Stoltz got familiar with dairy partly through Mason Dixon, which she visited during an environmental studies class at Gettysburg College. She graduated from Gettysburg with degrees in history and Spanish. She even started graduate school in New York City, but she left to work in the field she had always returned to over her school breaks.
“I just always did what I wanted to do,” she said. “It doesn’t pay the most, but it’s what I enjoy.”
The transition and sale period has been “an adventure,” Stoltz said.
“This is my first cow sale, let alone where I know the cows,” she said.
She was sad to see the animals go, especially one in particular, but “you can’t get too attached,” she said.
Stoltz enjoyed seeing the good points of the cows she worked with being celebrated as they were offered for sale.

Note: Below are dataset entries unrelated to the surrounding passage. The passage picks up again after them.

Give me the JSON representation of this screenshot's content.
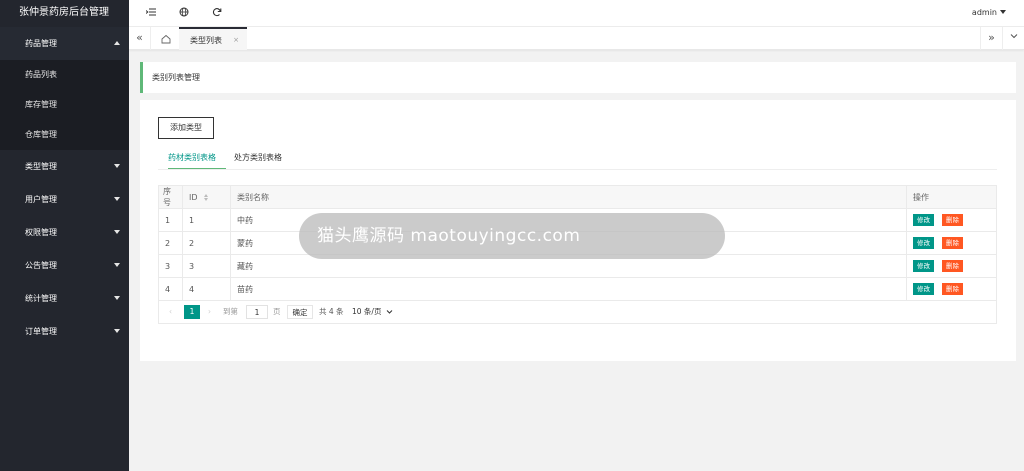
{
  "app": {
    "title": "张仲景药房后台管理"
  },
  "sidebar": {
    "items": [
      {
        "label": "药品管理",
        "open": true,
        "children": [
          "药品列表",
          "库存管理",
          "仓库管理"
        ]
      },
      {
        "label": "类型管理"
      },
      {
        "label": "用户管理"
      },
      {
        "label": "权限管理"
      },
      {
        "label": "公告管理"
      },
      {
        "label": "统计管理"
      },
      {
        "label": "订单管理"
      }
    ]
  },
  "topbar": {
    "user": "admin"
  },
  "tabsbar": {
    "active_tab": "类型列表",
    "close": "×"
  },
  "page": {
    "title": "类别列表管理"
  },
  "toolbar": {
    "add_label": "添加类型"
  },
  "tabs": [
    "药材类别表格",
    "处方类别表格"
  ],
  "table": {
    "headers": {
      "index": "序号",
      "id": "ID",
      "name": "类别名称",
      "ops": "操作"
    },
    "rows": [
      {
        "index": "1",
        "id": "1",
        "name": "中药"
      },
      {
        "index": "2",
        "id": "2",
        "name": "蒙药"
      },
      {
        "index": "3",
        "id": "3",
        "name": "藏药"
      },
      {
        "index": "4",
        "id": "4",
        "name": "苗药"
      }
    ],
    "edit_label": "修改",
    "delete_label": "删除"
  },
  "pager": {
    "current": "1",
    "goto_label": "到第",
    "page_value": "1",
    "page_unit": "页",
    "confirm": "确定",
    "total": "共 4 条",
    "page_size": "10 条/页"
  },
  "overlay": {
    "text": "猫头鹰源码 maotouyingcc.com"
  },
  "colors": {
    "sidebar": "#23262e",
    "accent": "#009688",
    "danger": "#ff5722",
    "tab_active": "#5fb878"
  }
}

It was interesting for her to see what people paid for the animals and to see price tags put on all of the farm equipment, calf hutches and milk bottles she had used for years.
At the dairy’s peak, Stoltz and her staff milked 716 cows and produced 50,000-55,000 pounds of milk a day. All of the milk went to Turkey Hill Dairy, though Turkey Hill uses much more milk than what the Freys were providing.
“Hopefully, they’ll be able to keep making ice cream,” she joked.
After the sale was announced, production decreased as the workers culled some of the weaker cows to ensure the feed would last until the sale.
The remaining silage and ryelage were auctioned off on the second day of the sale just before the heifers.
Frey Dairy Farms was not immune to the effects of low milk prices and had to sell its milking herd once before, in 2009, just before Stoltz arrived.
According to Lancaster Newspapers, the farm also sold 51 acres to the landfill that year to make room for wind turbines.
Now, though, the cows are going for good.
“It’s been a good place for me to learn,” Stoltz said.
Terry Martin, Tracy Martin’s brother, worked at the dairy farm as a feeder for the past three years after 11 years in the insulation business.
Terry Martin came to work for his brother after the insulation company closed, and “now we’re going out of business again,” he said.
He does not have a job lined up. “I’m just unsure of the future, you know,” he said.
Terry Martin spoke of the farm as a good place to work that provided generous notice about the workforce reduction.
“It was kind of a shock when we found out,” he said.
“It’s strange” to not have a full barn, he said on the second day of the sale. The roughly 600 milk cows sold on the first day.